Additionally, both novels express the theme of control within society. This is exhibited in Brave New World though the World States teachings of hypnopaedia. Conversely, Clockwork Orange expresses control through the technique of Ludovico which forces a patient to watch ultra-violent images for long periods in order to induce nausea and paralysis. The aim of the technique is so individuals experience severe pain when thinking about violence. The state supports this technique to program the protagonist to reject his violent tendencies and control his antisocial impulses “Choice, rumbled a rich deep goloss… He has no real choice, has he? Self-interest, fear of physical pain, drove him to that grotesque act of self-abasement. Its insincerity was clearly to be seen. He ceases to be a wrongdoer. He ceases also to be a creature capable of moral choice”.
In Huxley’s novel the World State programs citizens to be happy with their life via hypnopaedia so that the state can continue to control them; “And not the child’s mind only. The adult’s mind too-all his life long. The mind that judges and desire and decides-made up of these suggestions. But all these suggestions are our suggestions.” Huxley and Burgess’s respective dystopian societies express the extreme methods that each state utilizes in order to control their citizens. Despite the extreme nature of Burgess’s Ludovico brainwashing technique, the result of hypnopaedia and Ludovico are the same in that citizens are controlled for the benefit of those that control their respective societies. Aldous Huxley’s Brave New World and Anthony Burgess’s dystopian novels share the overriding themes of control, drug use and the oppression of free will.

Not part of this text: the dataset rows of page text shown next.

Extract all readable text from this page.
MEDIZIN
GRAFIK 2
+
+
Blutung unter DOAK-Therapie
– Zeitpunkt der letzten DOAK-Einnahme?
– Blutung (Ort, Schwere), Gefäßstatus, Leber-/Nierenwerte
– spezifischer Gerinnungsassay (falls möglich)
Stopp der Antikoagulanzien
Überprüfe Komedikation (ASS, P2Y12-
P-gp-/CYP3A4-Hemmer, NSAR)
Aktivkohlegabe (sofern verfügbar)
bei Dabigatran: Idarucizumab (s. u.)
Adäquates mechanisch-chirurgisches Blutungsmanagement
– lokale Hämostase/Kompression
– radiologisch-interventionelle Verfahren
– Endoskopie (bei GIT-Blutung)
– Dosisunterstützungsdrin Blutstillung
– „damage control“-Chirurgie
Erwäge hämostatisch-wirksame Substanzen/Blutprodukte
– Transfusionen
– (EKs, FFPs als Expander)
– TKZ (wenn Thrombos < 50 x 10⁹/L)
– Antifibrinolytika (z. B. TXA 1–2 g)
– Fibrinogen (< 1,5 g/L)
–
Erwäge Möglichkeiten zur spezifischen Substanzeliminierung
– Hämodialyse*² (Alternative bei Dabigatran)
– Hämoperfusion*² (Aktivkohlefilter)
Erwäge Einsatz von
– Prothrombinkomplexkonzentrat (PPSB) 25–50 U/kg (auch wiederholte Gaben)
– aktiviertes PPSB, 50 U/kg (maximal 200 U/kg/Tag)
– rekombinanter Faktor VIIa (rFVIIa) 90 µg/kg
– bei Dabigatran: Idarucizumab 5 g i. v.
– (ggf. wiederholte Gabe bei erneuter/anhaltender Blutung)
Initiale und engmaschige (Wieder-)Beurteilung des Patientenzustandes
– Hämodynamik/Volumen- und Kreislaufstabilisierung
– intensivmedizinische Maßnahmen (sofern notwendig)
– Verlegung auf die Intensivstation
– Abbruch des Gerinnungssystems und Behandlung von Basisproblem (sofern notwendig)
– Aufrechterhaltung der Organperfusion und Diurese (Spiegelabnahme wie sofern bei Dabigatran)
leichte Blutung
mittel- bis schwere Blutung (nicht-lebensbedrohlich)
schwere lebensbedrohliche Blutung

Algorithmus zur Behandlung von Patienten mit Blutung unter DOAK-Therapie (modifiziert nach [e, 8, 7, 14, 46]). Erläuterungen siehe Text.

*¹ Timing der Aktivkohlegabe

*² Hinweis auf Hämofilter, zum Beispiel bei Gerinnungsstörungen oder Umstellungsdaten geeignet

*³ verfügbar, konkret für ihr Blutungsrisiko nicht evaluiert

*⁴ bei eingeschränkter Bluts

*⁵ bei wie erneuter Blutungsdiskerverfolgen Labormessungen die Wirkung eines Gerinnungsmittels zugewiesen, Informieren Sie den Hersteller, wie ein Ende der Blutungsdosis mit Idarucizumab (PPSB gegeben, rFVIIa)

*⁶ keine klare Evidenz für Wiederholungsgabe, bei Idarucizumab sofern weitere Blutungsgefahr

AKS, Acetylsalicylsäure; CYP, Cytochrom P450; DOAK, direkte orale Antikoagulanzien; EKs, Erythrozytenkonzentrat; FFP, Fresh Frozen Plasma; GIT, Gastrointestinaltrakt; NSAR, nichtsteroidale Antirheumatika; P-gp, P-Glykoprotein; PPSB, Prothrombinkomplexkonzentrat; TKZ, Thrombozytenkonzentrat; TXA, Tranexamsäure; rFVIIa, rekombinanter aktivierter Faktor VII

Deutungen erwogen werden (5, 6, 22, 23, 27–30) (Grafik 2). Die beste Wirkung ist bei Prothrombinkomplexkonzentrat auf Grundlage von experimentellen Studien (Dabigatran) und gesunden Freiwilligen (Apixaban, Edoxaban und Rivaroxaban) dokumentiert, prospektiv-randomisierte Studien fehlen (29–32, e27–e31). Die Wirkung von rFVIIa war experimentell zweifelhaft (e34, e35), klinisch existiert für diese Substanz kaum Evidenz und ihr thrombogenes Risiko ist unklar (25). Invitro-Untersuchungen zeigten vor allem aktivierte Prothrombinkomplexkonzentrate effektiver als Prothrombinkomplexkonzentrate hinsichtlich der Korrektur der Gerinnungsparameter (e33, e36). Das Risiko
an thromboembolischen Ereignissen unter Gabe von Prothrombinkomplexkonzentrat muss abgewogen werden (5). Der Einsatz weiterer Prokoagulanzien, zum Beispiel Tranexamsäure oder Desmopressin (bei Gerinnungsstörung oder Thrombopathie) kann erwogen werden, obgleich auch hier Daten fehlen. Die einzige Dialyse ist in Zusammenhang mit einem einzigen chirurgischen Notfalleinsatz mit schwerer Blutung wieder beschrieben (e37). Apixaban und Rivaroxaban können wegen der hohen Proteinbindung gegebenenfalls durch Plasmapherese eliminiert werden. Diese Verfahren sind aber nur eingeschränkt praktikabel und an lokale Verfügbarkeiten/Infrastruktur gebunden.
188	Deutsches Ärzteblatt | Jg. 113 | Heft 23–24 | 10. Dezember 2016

While both novels explore similar themes Huxley’s ‘World State’ depersonalises and controls individual’s through drug use and social conditioning in order to maximise profit for the State. Conversely Burgess’s Clockwork Orange curtails an individual’s self-determination in order to inhibit violence and free will. Huxley’s ‘soma’ is actively promoted and administered to assist in the control of the state, while Clockwork Orange outlaws the use of drugs because of the consequences of Amphetamines. The novels criticize the correlating use of drugs, the abolition of human uniqueness and the forms of brainwashing utilised in order to manufacture drones or mechanical creatures for the profit of their State.